Il Sahara Occidentale e il riaccendersi del conflitto. Ombre di jihad, 5/12/2020 - Global Trends & Security

In gergo si chiamano conflitti congelati. Sono quei conflitti che  hanno avuto origine molto, molto tempo fa, ci si ricorda che sono stati cruenti, complessi, lunghi addirittura  infiniti e poi scomparsi, almeno dai media. La storia del secolo scorso ne ha visti nascere e mai concludersi parecchi.
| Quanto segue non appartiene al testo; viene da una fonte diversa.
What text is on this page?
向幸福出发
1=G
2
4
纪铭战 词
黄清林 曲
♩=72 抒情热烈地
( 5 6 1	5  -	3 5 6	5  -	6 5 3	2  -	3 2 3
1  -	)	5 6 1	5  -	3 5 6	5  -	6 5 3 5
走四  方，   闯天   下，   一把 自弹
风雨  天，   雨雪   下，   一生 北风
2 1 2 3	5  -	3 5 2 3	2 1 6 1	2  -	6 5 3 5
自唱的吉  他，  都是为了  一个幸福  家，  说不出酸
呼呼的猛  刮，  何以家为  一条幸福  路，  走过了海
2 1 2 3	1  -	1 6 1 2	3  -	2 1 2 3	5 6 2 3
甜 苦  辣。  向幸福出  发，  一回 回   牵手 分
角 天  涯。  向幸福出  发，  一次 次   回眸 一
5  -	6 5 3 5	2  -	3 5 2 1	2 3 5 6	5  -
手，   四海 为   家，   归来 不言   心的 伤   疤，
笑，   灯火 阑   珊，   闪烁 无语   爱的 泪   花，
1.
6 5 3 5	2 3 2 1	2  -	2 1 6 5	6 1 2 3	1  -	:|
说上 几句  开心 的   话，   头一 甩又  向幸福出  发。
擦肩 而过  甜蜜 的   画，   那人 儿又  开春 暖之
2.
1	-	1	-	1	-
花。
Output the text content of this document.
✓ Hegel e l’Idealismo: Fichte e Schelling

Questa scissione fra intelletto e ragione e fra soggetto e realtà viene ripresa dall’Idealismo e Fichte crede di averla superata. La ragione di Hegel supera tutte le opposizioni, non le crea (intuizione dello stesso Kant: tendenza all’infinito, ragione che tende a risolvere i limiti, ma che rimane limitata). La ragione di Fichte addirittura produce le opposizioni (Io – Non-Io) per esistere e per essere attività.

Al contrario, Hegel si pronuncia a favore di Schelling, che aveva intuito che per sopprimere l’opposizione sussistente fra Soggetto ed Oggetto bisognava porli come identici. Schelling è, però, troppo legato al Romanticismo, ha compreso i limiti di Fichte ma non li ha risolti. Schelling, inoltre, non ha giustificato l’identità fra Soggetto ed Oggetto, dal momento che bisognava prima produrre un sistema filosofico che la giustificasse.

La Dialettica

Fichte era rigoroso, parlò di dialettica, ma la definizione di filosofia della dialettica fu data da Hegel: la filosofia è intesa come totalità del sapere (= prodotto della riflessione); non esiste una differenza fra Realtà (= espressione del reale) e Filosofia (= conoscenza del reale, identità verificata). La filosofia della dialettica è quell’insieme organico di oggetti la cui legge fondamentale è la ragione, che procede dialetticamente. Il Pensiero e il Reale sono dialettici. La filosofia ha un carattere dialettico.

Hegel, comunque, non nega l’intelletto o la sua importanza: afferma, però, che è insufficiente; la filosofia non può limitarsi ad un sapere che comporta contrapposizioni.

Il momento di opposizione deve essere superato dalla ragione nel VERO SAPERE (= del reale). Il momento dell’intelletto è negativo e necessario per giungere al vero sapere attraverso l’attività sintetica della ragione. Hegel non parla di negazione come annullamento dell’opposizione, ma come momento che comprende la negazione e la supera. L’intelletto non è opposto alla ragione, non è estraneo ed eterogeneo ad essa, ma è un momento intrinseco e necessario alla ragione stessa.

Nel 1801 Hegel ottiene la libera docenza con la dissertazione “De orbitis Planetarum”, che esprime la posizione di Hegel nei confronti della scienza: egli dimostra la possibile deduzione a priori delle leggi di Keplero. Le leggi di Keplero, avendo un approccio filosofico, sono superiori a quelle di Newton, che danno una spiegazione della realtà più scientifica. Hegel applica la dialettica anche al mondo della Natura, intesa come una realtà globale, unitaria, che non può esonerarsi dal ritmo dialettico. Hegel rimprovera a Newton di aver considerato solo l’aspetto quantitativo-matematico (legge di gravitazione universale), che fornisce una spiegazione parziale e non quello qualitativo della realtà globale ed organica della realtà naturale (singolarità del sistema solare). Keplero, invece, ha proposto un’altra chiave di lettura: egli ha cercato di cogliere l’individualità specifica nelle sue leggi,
Fra questi, di recente, sono ritornati agli onori della cronaca almeno tre: Armenia e Azerbaijan per il Ngorno-Karabakh, Etiopia ed Eritrea a causa delle intemperanze del Tigré e, nelle ultime settimane, quello fra il Marocco e le milizie del Polisario, quel Fronte Popolare per la Liberazione del Sahara Occidentale di Saguia el- Hamra e Rio de Oro, ossia di quel dominio un tempo spagnolo e ora territorio marocchino che Polisario vorrebbe invece indipendente  sotto il nome di Repubblica Araba del Sahara Occidentale.

La tregua fra questi soggetti, che durava da 29 anni, sarebbe stata violata dalle forze regolari di Rabat in risposta al blocco armato da parte di miliziani del Polisario della via commerciale principale, passante per la zona cuscinetto di Guergarat, che dal Marocco porta verso la Mauritania e il sud del Sahel. La risposta marocchina sarebbe stata così dura da farla definire dal Polisario un “atto di guerra”. Un’affermazione che non porta a nulla di buono, là dove il Polisario è ospitato, armato e supportato dall’Algeria da sempre contraria al Progetto di Unione del Maghreb sostenuto dal re del Marocco, e la cui realizzazione gravita nella soluzione del contendere per il Sahara Occidentale. Ogni qual volta ci si avvicina ad attuare l’Unione con una fattibile soluzione per il Sahara occidentale, interviene il Fronte Polisario, con incursioni armate dai suoi santuari in Algeria e Mauritania, con relativa reazione da parte del Marocco. E così 100 milioni di magrebini, che potrebbero beneficiare economicamente dall’Unione del Maghreb, diventano ostaggio dell’ostinata opposizione di 200mila Sahrawi, ossia quegli arabi-berberi unici ad avere il diritto di reclamare quella regione, la cui causa diventa violenta  in mano al Polisario.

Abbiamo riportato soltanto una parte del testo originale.